A malicious Android app that poses as a genuine Pokémon GO app has recently been discovered by security researchers at Proofpoint Security.
Pokémon GO is a new app developed for iOS and Android that lets users catch Pokemon in the real world using their device's camera. Ever since its release, many of its fans have been downloading the app, which is available from each platform's respective stores. However, there are instances where the app is not available within certain locations, which prompts people to utilize Android APKs, or raw Android application files. Users can install apps through this method, yet it runs the risk of contracting malware, hence the issue at hand.
Proofpoint warns users about an APK file that disguises itself as a real Pokémon GO app, which in reality installs a backdoor called DroidJack.
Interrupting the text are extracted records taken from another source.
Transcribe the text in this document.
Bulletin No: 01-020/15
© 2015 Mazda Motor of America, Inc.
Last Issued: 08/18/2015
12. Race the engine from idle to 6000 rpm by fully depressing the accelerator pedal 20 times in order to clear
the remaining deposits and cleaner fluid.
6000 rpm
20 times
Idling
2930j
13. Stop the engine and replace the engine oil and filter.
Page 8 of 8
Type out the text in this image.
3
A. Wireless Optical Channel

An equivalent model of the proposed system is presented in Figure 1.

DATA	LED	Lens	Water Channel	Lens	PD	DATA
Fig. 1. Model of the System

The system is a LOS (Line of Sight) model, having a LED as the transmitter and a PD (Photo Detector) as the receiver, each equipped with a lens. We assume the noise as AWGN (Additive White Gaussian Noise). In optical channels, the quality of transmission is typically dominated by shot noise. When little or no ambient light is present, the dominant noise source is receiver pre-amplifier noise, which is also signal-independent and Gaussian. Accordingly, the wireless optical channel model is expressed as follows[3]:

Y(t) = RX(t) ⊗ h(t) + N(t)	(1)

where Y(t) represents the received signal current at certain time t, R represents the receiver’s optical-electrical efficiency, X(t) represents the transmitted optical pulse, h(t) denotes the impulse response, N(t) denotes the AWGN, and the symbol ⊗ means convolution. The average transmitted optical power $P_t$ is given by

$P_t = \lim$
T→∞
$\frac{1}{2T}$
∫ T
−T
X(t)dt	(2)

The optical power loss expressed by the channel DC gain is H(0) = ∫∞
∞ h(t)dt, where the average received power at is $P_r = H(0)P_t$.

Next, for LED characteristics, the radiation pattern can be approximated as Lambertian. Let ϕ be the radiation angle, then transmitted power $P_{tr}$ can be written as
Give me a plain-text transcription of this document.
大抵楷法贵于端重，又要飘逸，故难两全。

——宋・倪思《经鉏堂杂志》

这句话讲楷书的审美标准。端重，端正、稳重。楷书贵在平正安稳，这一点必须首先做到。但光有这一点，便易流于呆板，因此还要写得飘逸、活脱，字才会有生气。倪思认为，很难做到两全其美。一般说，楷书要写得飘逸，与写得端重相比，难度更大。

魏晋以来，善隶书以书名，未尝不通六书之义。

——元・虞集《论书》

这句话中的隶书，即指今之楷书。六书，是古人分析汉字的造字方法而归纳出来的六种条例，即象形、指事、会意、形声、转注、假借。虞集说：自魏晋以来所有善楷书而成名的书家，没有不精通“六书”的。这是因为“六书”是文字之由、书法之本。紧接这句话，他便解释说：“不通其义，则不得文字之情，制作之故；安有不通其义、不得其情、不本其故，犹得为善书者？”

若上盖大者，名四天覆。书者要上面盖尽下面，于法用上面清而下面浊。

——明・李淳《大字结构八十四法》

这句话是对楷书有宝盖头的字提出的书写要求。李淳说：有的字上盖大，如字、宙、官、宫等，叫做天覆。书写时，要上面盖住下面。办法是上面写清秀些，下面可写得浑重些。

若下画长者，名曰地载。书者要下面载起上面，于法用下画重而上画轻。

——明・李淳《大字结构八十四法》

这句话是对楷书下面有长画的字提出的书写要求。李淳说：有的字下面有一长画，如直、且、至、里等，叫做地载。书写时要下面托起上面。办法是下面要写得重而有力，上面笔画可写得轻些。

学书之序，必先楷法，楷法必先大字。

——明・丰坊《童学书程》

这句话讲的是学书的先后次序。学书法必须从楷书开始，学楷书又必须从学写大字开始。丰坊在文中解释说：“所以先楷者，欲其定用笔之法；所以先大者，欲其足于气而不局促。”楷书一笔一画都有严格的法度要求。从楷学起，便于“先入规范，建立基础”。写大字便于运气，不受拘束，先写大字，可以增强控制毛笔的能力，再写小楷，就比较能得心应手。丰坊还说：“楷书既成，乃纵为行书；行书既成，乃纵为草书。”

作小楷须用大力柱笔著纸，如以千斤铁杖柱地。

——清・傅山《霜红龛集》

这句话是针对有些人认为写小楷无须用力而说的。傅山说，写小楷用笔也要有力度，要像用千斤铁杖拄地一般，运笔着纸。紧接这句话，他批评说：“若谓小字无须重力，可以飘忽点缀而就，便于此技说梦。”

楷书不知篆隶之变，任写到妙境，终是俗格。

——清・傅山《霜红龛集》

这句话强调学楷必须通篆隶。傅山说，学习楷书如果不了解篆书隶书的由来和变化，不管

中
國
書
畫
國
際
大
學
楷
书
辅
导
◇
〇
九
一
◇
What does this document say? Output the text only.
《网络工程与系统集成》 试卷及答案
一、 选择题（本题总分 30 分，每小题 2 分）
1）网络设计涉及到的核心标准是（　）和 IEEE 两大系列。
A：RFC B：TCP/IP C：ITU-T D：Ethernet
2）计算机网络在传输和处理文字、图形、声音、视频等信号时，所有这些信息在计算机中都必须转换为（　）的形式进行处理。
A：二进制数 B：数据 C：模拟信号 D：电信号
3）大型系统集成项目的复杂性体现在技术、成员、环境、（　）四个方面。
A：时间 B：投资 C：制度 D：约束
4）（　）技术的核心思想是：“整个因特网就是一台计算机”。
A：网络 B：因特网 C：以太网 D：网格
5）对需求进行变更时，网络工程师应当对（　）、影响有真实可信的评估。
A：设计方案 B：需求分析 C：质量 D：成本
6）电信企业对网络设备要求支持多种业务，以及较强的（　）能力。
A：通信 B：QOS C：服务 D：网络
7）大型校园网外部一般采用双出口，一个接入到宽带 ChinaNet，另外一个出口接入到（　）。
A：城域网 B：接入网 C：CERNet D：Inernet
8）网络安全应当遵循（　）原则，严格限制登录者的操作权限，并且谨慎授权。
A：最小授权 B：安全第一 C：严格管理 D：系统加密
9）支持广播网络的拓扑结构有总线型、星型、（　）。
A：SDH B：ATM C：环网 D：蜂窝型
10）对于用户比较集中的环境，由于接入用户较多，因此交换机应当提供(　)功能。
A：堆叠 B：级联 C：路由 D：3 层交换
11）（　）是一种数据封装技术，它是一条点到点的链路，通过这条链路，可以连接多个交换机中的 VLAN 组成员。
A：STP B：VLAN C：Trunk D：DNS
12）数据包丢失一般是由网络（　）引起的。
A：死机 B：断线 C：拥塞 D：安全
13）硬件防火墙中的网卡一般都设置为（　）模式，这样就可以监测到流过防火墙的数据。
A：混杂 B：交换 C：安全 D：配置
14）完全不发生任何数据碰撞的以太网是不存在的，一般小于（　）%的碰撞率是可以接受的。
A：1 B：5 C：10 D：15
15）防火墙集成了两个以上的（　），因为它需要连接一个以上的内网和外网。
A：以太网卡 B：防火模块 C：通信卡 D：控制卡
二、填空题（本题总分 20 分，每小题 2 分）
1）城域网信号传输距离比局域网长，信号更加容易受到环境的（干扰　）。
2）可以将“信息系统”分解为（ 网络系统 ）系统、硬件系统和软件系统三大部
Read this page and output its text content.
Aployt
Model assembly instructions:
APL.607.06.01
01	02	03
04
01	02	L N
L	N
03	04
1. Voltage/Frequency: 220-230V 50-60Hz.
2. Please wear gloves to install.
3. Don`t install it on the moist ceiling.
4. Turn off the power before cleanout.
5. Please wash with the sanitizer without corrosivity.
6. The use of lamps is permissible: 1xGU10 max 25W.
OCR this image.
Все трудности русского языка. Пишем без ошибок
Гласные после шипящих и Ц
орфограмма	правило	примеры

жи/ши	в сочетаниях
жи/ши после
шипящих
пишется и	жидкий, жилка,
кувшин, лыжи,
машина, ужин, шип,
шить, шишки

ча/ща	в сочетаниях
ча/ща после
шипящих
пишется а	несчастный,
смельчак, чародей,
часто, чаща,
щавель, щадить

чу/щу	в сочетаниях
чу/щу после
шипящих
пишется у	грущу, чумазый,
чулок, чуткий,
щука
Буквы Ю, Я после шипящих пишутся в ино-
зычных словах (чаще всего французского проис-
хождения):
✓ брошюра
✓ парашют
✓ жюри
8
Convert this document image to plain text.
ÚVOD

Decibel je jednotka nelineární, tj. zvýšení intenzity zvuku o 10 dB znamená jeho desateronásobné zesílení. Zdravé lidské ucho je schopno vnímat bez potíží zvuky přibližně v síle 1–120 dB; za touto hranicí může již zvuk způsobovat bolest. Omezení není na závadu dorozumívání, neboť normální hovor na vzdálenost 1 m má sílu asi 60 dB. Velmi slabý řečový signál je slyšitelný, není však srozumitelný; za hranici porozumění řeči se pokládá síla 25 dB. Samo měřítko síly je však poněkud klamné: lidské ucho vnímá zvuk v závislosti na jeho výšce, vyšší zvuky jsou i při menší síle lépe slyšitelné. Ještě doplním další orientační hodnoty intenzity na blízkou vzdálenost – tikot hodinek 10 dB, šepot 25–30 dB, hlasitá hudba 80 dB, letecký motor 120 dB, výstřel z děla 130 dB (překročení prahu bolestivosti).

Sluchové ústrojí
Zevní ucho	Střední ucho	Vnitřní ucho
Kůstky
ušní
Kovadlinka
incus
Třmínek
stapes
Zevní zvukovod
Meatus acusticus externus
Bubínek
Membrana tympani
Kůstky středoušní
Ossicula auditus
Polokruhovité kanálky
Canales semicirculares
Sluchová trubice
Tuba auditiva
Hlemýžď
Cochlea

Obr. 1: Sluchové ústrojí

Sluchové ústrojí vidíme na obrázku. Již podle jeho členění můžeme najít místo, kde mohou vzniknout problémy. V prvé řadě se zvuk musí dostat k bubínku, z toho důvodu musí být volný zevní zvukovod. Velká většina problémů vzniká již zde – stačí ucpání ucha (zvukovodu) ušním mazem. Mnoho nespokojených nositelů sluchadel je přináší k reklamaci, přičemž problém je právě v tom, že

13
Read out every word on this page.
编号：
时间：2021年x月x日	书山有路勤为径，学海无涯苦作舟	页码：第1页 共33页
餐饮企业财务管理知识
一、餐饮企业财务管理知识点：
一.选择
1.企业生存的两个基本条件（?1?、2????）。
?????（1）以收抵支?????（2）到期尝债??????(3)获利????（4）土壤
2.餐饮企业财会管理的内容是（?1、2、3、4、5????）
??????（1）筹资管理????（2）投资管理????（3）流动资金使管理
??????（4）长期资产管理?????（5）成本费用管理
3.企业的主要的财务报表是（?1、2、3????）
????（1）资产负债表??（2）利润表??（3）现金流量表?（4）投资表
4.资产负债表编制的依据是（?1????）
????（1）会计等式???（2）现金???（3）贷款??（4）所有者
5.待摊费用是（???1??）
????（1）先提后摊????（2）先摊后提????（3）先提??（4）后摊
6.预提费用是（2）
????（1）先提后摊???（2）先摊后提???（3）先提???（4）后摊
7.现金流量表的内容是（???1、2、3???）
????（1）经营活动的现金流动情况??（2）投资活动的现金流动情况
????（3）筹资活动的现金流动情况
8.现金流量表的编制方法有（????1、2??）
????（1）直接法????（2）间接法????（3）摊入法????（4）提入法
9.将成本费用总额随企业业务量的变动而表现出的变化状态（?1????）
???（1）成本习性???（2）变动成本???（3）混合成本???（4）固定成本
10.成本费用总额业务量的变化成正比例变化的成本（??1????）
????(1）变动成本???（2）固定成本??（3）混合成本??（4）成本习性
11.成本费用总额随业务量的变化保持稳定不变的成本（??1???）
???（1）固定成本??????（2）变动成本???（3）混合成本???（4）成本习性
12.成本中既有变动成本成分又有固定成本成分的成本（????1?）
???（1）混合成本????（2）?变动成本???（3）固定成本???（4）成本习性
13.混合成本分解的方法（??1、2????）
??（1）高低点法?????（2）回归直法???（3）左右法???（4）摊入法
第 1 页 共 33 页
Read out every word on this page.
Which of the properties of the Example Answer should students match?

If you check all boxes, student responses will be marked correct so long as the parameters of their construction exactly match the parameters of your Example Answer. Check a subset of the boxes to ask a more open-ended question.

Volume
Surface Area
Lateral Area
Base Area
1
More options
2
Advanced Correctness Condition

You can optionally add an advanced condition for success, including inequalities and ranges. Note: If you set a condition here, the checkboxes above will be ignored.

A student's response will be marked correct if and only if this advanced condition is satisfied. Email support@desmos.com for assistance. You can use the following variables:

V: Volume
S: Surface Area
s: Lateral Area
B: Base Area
The malware was discovered just 72 hours after it was released in New Zealand and Australia last July 4.
The firm highlights a few pointers that tells if a user installed the counterfeit version of the app. The DroidJack-injected Pokémon GO app requests for permissions to directly call phone numbers, receive, send, and modify SMS and MMS messages, as well as modify your contacts list. Moreover, the bogus app wants to record audio, read Web bookmarks, modify your Wi-Fi connections, and retrieve running apps at startup. As the post stated, these things are not connected in any way when it comes to how the real Pokémon GO app functions.
Deep within the app's file system, fake starter classes can be found, like "net. droidjack.server," which is responsible for connecting to the malware's Command and Control (C&C) Center. Lastly, to make it look more legitimate for the user, it displays a similar startup screen.
With these kinds of attacks, it's always best to stay protected, by only downloading apps from official app stores. While there have been instances where malware sneak into the store, app stores give at least users a better assurance that what they're downloading is safe.